3 thoughts on “Extreme vision problems a catalyst for teaching…20/20 is not good enough

  1. Dr. Dan,

    Thanks for the slogan, that 20/20 is not good enough. I have been preaching this since 1950. and I am sure all Optometrists do. At least our extensive visual functional education,makes us the visual specialist
    and we should, and if we do not who will ?

    In my view the reason that humanity, equates the vision standard relative to acuity ,like 20/20, is because,that is the way the medical community,only understands vision, from the cave men days.The medical doctors are not trained beyond that standard. Even the specialist in Medicine our OMD’s have little interest in natures wonderful attempemt to have a perfect binocular two eyes visual marriage,and only considers a problem when it shows up as a cosmetic failure, a total visual divorce. Long before major binocular stress, even doulbe vision the patient would be having, a binocular visual marriage battle,such as CI and otther accommodated convergence interferances with poor performance and discomfort. But who would know not even the patient, in most cases.that, that is the problem ?

    However the health community only follows the medical direction,and the non trained in this visual understanding speciality, is and has been the preachers. After all is not 20/20 the perfect set of eyes?

    Optometry has the responsbility of using this slogan ” That 20/20 vision is not good enough” so eventually it will sink in as the public ask for an explaination, and they will learn something they never heard before,in the best of public schools,and other places of learning.

    The world is getting a little taste of what two eye vision is all about when the go to the now popular 3D movies. If they have a good Binocular marriage they will be so pleased, if not they will be complaining, in performance and discomfort, Time to see your Eye Doctor.

    Floyd D. Mizener OD DOS Phd

  2. Thank you Dr. Mizener for your heartfelt comment. And thanks to Mackenzie for bringing this message to the forefront with her video, 20/20 is Not Good Enough…For Me. Our patients can often say it better than we can! Let’s hope that the message is heard and the pubilc awareness continues to grow for these vision problems that can have a drastic impact on a child (or adult) and their quality of life. Thankfully through the efforts of COVD and the Visions of Hope campaign, this message is starting to be heard!

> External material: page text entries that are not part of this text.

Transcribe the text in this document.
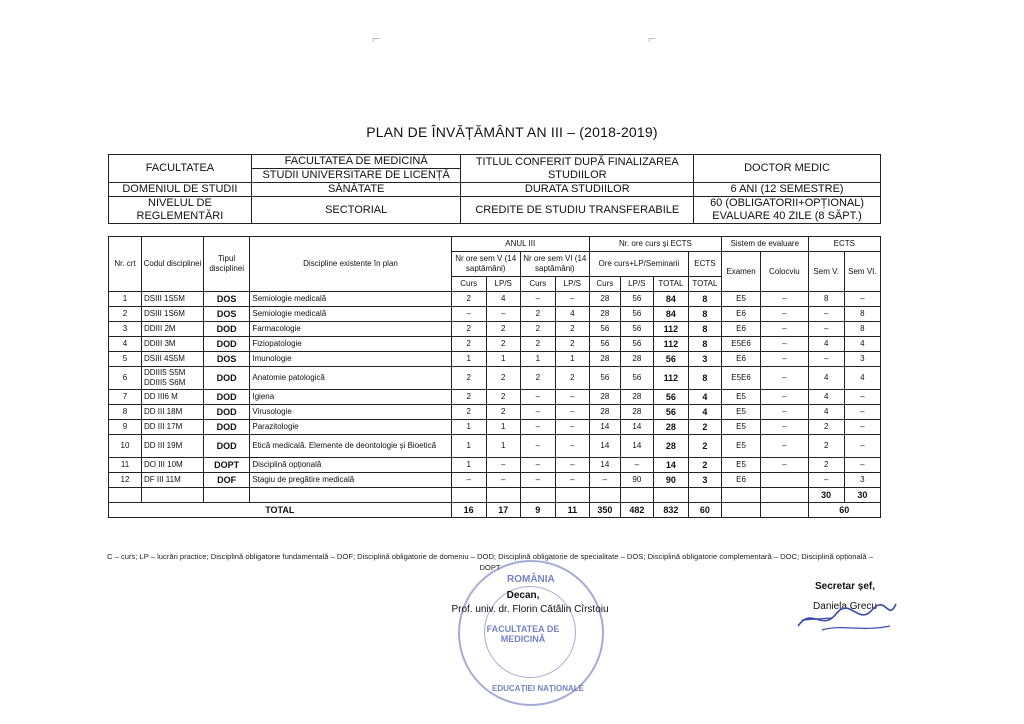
⌐	⌐
PLAN DE ÎNVĂȚĂMÂNT AN III – (2018-2019)
FACULTATEA	FACULTATEA DE MEDICINĂ	TITLUL CONFERIT DUPĂ FINALIZAREA STUDIILOR	DOCTOR MEDIC
	STUDII UNIVERSITARE DE LICENȚĂ		
DOMENIUL DE STUDII	SĂNĂTATE	DURATA STUDIILOR	6 ANI (12 SEMESTRE)
NIVELUL DE REGLEMENTĂRI	SECTORIAL	CREDITE DE STUDIU TRANSFERABILE	60 (OBLIGATORII+OPȚIONAL)
EVALUARE 40 ZILE (8 SĂPT.)
Nr. crt	Codul disciplinei	Tipul disciplinei	Discipline existente în plan	ANUL III				Nr. ore curs și ECTS				Sistem de evaluare		ECTS	
				Nr ore sem V (14 saptămâni)		Nr ore sem VI (14 saptămâni)		Ore curs+LP/Seminarii			ECTS	Examen	Colocviu	Sem V.	Sem VI.
				Curs	LP/S	Curs	LP/S	Curs	LP/S	TOTAL	TOTAL				
1	DSIII 1S5M	DOS	Semiologie medicală	2	4	–	–	28	56	84	8	E5	–	8	–
2	DSIII 1S6M	DOS	Semiologie medicală	–	–	2	4	28	56	84	8	E6	–	–	8
3	DDIII 2M	DOD	Farmacologie	2	2	2	2	56	56	112	8	E6	–	–	8
4	DDIII 3M	DOD	Fiziopatologie	2	2	2	2	56	56	112	8	E5E6	–	4	4
5	DSIII 4S5M	DOS	Imunologie	1	1	1	1	28	28	56	3	E6	–	–	3
6	DDIII5 S5M DDIII5 S6M	DOD	Anatomie patologică	2	2	2	2	56	56	112	8	E5E6	–	4	4
7	DD III6 M	DOD	Igiena	2	2	–	–	28	28	56	4	E5	–	4	–
8	DD III 18M	DOD	Virusologie	2	2	–	–	28	28	56	4	E5	–	4	–
9	DD III 17M	DOD	Parazitologie	1	1	–	–	14	14	28	2	E5	–	2	–
10	DD III 19M	DOD	Etică medicală. Elemente de deontologie și Bioetică	1	1	–	–	14	14	28	2	E5	–	2	–
11	DO III 10M	DOPT	Disciplină opțională	1	–	–	–	14	–	14	2	E5	–	2	–
12	DF III 11M	DOF	Stagiu de pregătire medicală	–	–	–	–	–	90	90	3	E6		–	3
														30	30
TOTAL				16	17	9	11	350	482	832	60			60	
C – curs; LP – lucrări practice; Disciplină obligatorie fundamentală – DOF; Disciplină obligatorie de domeniu – DOD; Disciplină obligatorie de specialitate – DOS; Disciplină obligatorie complementară – DOC; Disciplină opțională – DOPT
ROMÂNIA
FACULTATEA DE MEDICINĂ
EDUCAȚIEI NAȚIONALE
Decan,
Prof. univ. dr. Florin Cătălin Cîrstoiu
Secretar șef,
Daniela Grecu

  3. Wow – thanks for sharing that video of Mackenzie! The production values are amazing. Thanks as well for the 20/20 isn’t good enough. The LASIK surgeons tend to use the phrase in pursuing a “hyperacuity” of sorts with optimal aberrometric acuity in the better than 20/20 region, whereas we mean 20/20 not good enough in exactly the way you described it for the purposes of learning and optimal overall visual function.

    I also like your point about using the extreme state of a condition that could have been limited in its impact if caught and treated earlier. Excellent analogy to allowing a CI to unravel. The quality of life issues can be very significant, as they were for Breanna. Very well done!